Knoxville was apparently worried that an all-prank movie with just Zisman would become tedious, and added the story to give it some extra value, but it’s hard to focus on said story when the transitions are so obvious, and you merely wind up wondering, for instance, how MTV Films enticed complete strangers to come to the funeral of somebody they didn’t know. Knoxville and Nicoll do genuinely good work with their characters – bizarrely, it wouldn’t be hard to make the case that Zisman is one of the most well-rounded portrayals of an old man onscreen in any major American film this year – yet you can’t fully buy into their emotional arc when, at every opportunity, the movie rubs it in your face that this is that Jackass guy pranking people. An entirely conventional filmed comedy with this pair could have worked, and I suspect a gonzo, Jackass-style montage would have been decent as well. Putting the two together results in a final product that’s only half as good.

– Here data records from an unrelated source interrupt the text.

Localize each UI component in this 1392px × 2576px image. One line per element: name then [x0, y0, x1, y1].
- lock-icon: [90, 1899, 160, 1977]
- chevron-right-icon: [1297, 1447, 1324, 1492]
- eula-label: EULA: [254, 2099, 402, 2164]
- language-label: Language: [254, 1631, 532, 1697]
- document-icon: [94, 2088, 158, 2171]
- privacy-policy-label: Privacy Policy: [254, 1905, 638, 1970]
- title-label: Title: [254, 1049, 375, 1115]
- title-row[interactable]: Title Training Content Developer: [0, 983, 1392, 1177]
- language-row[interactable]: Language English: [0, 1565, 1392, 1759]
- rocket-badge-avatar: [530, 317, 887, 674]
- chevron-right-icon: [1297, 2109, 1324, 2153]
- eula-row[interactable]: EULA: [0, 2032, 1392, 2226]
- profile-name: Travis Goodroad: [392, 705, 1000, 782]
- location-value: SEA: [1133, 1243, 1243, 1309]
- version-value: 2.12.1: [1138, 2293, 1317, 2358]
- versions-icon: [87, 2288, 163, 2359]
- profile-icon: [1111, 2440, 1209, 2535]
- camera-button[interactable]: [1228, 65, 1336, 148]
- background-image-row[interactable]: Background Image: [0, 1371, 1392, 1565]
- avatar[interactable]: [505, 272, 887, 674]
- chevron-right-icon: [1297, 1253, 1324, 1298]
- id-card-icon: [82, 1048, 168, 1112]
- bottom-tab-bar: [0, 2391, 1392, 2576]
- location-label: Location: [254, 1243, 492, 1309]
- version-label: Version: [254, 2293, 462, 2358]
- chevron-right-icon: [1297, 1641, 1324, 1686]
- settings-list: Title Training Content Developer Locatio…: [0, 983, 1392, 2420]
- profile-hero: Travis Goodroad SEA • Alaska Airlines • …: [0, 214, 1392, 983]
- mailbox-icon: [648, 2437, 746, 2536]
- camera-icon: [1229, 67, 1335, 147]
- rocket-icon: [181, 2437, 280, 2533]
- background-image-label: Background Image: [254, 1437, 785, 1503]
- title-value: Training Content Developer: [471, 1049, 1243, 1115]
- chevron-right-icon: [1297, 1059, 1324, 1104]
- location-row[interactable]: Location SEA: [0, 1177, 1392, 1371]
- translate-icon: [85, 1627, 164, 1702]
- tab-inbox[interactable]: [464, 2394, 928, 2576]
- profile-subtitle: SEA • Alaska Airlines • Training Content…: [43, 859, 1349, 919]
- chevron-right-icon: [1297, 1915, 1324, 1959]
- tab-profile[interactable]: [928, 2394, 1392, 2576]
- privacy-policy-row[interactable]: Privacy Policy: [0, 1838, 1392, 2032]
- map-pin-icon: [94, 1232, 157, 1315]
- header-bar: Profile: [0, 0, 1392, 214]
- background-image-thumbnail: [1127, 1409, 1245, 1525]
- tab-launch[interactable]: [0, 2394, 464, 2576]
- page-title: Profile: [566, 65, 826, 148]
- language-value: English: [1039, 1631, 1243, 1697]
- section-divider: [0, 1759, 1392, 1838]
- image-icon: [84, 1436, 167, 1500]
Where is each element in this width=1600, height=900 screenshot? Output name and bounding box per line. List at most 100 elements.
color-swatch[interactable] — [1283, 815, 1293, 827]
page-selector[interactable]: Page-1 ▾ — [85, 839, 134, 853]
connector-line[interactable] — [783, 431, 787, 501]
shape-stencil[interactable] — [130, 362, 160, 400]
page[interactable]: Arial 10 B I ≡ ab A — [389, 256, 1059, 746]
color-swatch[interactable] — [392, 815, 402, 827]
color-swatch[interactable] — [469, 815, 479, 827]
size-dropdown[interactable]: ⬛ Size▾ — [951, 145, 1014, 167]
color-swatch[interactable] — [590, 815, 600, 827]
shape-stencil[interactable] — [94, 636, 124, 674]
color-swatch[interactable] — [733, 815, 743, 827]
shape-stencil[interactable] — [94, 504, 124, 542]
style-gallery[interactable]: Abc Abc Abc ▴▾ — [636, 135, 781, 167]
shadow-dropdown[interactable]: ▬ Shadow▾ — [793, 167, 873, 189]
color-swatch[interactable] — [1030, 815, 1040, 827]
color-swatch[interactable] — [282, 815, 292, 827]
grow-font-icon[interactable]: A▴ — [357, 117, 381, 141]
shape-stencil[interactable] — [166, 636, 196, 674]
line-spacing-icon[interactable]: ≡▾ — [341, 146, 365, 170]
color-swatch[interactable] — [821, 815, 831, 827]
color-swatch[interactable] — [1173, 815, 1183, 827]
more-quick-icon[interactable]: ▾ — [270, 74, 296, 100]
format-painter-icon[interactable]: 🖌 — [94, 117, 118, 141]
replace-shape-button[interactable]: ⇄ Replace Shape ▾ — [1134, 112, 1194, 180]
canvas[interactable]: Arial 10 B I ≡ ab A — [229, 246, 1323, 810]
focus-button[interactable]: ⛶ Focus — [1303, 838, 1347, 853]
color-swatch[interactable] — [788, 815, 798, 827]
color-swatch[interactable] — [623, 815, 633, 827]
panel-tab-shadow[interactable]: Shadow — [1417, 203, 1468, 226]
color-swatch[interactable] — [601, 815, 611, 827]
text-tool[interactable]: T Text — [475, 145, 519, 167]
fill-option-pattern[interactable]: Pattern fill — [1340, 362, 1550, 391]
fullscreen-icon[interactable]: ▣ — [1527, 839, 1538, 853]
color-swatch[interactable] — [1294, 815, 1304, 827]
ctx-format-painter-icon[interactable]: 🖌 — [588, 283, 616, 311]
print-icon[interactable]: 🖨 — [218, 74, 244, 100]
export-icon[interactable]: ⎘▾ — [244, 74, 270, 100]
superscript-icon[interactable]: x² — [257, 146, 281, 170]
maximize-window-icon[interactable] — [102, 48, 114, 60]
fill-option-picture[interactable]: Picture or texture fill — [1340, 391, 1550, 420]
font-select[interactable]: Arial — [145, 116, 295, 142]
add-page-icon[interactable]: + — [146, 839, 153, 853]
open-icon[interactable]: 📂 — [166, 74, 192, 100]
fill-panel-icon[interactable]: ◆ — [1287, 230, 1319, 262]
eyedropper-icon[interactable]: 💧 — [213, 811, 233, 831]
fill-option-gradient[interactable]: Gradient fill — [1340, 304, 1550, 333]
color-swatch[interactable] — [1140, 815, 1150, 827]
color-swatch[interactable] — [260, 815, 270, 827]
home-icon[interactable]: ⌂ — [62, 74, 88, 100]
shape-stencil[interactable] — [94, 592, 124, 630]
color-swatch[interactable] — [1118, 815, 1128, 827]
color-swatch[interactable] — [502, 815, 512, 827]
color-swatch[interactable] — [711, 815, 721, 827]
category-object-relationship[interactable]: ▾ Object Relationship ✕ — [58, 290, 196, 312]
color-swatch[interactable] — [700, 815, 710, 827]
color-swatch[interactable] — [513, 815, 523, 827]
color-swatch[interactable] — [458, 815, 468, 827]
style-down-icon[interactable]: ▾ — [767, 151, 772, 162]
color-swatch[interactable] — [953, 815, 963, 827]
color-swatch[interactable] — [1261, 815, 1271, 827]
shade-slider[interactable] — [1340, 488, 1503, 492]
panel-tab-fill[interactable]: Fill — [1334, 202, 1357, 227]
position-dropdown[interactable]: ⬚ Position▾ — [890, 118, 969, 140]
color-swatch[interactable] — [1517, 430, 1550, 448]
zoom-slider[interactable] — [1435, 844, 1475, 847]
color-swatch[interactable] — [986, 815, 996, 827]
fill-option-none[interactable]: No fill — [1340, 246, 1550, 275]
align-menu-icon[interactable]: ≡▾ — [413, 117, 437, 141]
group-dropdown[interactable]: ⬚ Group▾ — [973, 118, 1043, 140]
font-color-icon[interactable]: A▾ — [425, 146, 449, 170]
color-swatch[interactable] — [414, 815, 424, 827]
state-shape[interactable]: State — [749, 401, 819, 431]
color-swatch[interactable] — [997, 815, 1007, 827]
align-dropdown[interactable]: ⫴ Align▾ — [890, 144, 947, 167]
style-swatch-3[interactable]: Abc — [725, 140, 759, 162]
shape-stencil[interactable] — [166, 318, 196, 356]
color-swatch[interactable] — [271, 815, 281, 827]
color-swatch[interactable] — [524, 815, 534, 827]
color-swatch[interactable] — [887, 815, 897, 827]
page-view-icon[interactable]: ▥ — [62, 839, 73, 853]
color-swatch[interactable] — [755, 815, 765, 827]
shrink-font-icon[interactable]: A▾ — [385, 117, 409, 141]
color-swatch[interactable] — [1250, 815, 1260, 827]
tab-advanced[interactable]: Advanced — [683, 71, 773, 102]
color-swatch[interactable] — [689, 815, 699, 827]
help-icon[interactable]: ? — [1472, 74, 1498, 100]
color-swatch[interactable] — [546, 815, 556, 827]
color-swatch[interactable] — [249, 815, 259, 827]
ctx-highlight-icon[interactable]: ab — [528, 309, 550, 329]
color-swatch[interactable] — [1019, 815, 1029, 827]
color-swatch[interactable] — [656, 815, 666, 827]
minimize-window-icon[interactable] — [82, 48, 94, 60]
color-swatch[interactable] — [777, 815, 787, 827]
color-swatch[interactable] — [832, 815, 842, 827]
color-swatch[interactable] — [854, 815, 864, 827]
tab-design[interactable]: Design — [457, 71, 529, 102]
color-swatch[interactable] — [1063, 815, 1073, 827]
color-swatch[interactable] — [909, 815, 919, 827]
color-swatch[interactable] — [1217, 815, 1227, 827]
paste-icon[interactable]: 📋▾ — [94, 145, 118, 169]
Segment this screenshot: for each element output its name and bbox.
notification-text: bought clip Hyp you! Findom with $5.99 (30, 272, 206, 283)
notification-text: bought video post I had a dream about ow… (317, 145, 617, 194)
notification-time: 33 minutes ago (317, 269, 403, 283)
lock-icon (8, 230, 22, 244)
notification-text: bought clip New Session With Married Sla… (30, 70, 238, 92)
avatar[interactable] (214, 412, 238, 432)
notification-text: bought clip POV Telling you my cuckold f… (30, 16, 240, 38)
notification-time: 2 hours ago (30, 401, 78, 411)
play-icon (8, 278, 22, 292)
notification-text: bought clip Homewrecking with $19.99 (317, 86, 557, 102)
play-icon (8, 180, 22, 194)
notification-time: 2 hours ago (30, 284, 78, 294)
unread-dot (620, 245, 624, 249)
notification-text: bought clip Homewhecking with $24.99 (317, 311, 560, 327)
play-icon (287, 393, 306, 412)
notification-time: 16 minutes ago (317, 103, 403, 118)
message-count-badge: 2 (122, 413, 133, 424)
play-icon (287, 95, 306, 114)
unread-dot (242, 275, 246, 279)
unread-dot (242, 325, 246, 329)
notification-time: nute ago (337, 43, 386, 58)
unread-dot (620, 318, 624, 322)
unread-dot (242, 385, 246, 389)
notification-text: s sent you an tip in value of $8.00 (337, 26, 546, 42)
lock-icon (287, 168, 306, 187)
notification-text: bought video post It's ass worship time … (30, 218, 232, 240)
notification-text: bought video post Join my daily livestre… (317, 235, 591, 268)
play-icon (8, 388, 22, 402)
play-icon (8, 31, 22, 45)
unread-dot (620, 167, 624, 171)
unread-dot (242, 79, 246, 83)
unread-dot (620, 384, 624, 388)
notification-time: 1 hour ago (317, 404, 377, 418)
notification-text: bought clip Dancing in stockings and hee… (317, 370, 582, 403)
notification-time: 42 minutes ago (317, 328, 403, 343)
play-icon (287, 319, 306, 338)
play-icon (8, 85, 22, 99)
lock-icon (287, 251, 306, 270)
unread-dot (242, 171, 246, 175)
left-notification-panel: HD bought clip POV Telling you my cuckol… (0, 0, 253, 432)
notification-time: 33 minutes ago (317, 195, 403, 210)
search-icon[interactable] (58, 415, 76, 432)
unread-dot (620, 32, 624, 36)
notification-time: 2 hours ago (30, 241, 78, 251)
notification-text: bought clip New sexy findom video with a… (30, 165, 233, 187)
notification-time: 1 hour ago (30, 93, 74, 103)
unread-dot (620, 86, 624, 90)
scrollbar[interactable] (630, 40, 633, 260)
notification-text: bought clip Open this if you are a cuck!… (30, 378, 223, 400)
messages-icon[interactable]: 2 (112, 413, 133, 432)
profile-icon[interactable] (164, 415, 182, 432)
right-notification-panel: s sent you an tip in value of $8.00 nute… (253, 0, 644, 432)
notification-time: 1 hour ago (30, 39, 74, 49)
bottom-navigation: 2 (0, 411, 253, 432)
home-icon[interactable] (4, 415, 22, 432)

That doesn’t mean you won’t laugh when Zisman picks a fight over a giant porcelain penguin, or sharts so hard on a diner wall that you may have to avert your eyes so as not to puke, or truly lets his nuts hang at an African-American male strip bar. What it does mean is you may wish you had a fast-forward or skip button to cut straight to the harder chuckles, past the aimless scenes of driving.